山田武彦(ピアノ)

出演回数 14回

王子ホール開館25周年、おめでとうございます。いつも上品でお洒落な雰囲気の、そして素晴らしい響きの、すべての音楽家にとって大切な王子ホールには常に音楽をとことん楽しみ尽くそうとする目のキラキラとした、それでいて粋なお客様が集います。 声楽家、器楽奏者、あるいはジャンルの垣根を越えた様々な表現者とご一緒して公演機会をいただいておりますが、開演直前までホールスタッフの方々に舞台袖で温かく励まされて気持ちを高めたのちにステージに一歩足を踏み出した時の何とも言えないワクワクとした空気感は、その瞬間に今地球上で最も新しい演目の上演に自分が参加するのだ、という思いを強く抱かせます。

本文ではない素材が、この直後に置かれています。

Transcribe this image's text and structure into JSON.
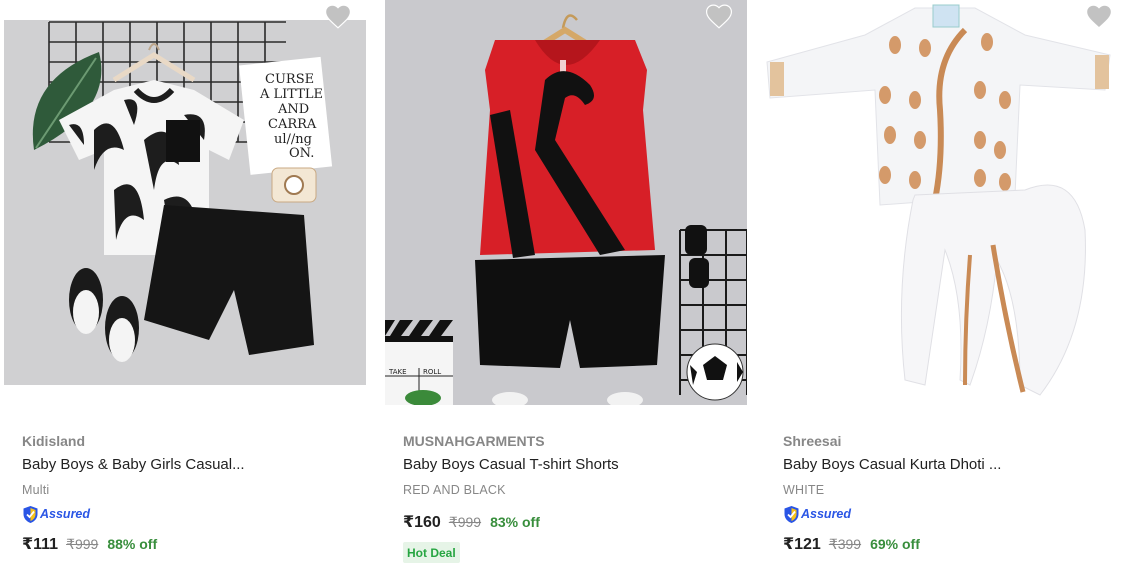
{
  "products": [
    {
      "brand": "Kidisland",
      "title": "Baby Boys & Baby Girls Casual...",
      "color": "Multi",
      "assured_label": "Assured",
      "price": "₹111",
      "mrp": "₹999",
      "discount": "88% off",
      "image_text": [
        "CURSE",
        "A LITTLE",
        "AND",
        "CARRA",
        "ul//ng",
        "ON."
      ]
    },
    {
      "brand": "MUSNAHGARMENTS",
      "title": "Baby Boys Casual T-shirt Shorts",
      "color": "RED AND BLACK",
      "price": "₹160",
      "mrp": "₹999",
      "discount": "83% off",
      "badge": "Hot Deal",
      "image_text": [
        "TAKE",
        "ROLL"
      ]
    },
    {
      "brand": "Shreesai",
      "title": "Baby Boys Casual Kurta Dhoti ...",
      "color": "WHITE",
      "assured_label": "Assured",
      "price": "₹121",
      "mrp": "₹399",
      "discount": "69% off"
    }
  ],
  "colors": {
    "accent_blue": "#2a55e5",
    "discount_green": "#388e3c",
    "badge_bg": "#e6f4e7",
    "heart_gray": "#c2c2c2"
  },
  "icons": [
    "heart-icon",
    "assured-shield-icon"
  ]
}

常に質の高い、そのタイミングでの旬な演奏家の方の公演が繰り広げられているのは言うまでもないのですが、王子ホール主導で行なわれる、今までにやったことのない公演の企画作りに演奏者として参加できる事の喜びは言葉で表しようがありません。新作オペラ、取り組みが初となる曲目とそれに関わる初共演者との出会い、お客様にとことんまで楽しんでいただく事がメインの公演など、予め決まった答えのない新しい演目への取り組み、そしてその成功のためだったらと、リハーサルの段階からホールの方が何も惜しまずに、創り出される準備を開演寸前まで楽しみながら対応してくださる時間をいつも体験致します。銀座が東京の文化の拠点であるのはもちろんのこと、昔からそこが職人の仕事場であったことを思わせるような「ものをつくる」一等地がここにある気がします。

新しいものを生み、それを目の当たりにするお客様が見守り続けるうちにむしろエイジングが進み熟成されるような、いつも刺激的な僕の大好きなホール、これからも常に目が離せません。

2003年7月 「王子ホール委嘱作品 『エレクトラ3部作』第1話〈アトレウス家の崩壊と再生〉(作曲:笠松泰洋)」。3年がかりのホールオペラ企画の演奏面を支えた。

2015年4月17日 「G-Lounge#20 波多野睦美、バルバラを歌う」。フランスを代表するシャンソン歌手バルバラの生涯を日本語で歌い語る一夜(訳詞:藤本優子)。このときは編曲も担当。

2017年1月8日 「MAROワールド Vol.30 “シャトー・ド・マロへの招待状”」。サン=サーンスの「動物の謝肉祭」ではピアノを下手に演奏するために一工夫。